Neural cell proliferation and survival in the hippocampus of adult CaV 2.1 calcium ion channel mutant mice.

Tottering mutant mice carry a mutation in the pore-forming subunit (α1A) of CaV2.1 (P/Q-type) voltage-gated calcium ion (Ca2+) channels resulting in reduced neuronal Ca2+ current density. We assessed male tottering mice for spatial learning using the Morris water maze. Tottering mice performed worse than wild type mice, suggesting abnormal hippocampal function.

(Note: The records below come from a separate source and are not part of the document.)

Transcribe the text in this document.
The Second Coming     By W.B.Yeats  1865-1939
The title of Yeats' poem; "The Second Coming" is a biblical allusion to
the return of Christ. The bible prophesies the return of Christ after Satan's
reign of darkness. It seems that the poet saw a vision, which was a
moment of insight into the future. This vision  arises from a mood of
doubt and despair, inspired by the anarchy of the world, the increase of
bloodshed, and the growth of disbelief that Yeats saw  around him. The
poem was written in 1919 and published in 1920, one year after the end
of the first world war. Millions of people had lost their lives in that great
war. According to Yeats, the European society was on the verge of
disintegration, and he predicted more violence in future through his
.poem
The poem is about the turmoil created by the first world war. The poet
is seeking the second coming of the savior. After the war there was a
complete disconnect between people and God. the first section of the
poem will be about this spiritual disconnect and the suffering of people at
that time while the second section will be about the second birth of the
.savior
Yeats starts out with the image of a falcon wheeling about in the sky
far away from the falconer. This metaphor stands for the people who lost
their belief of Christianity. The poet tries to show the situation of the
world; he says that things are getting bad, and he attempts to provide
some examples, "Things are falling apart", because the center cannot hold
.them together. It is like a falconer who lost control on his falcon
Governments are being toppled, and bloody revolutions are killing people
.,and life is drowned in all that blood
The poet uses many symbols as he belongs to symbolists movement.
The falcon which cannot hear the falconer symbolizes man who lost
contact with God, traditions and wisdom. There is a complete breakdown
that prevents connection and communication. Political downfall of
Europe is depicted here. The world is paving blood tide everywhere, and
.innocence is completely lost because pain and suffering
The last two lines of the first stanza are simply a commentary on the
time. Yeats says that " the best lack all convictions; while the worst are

Because Ca2+ influx via voltage-dependent Ca2+ channels regulates neuronal survival and function, we assessed hippocampus volume and cell density using hematoxylin and eosin stained serial sections. Adult hippocampal neurogenesis was assessed using 5-bromo-2'-deoxyuridine (BrdU) labeling with fluorescent immunohistochemistry (IHC) and proliferating cell nuclear antigen (PCNA) with diaminobenzidine IHC. We double-labeled neurons using fluorescence IHC with BrdU-neuronal nuclei (Neu-N) or double labeling of astrocytes using BrdU-glial fibrillary protein, respectively, to assess cell proliferation and survival. We assessed numbers of dying cells using fluoro-Jade histochemistry. Decreased hippocampal volume, increased dentate hilar and hippocampal CA1 cell densities were observed in tottering mice compared to wild type mice. Cell proliferation was increased in the hilus and CA2 region of tottering mice compared to wild type mice. Dendritic intersections in Sholl analysis were decreased for tottering mouse CA1 pyramidal neurons compared to wild type mice. The increased regional cell density coincides with increases in cell proliferation in similar, non-neurogenic areas of the hippocampus of tottering mice. Thus, hippocampal alterations observed in adult tottering mice appear to result from changes in neuronal morphology and proliferation in non-neurogenic areas of the hippocampus, and less through altered adult hippocampal neurogenesis or cell death.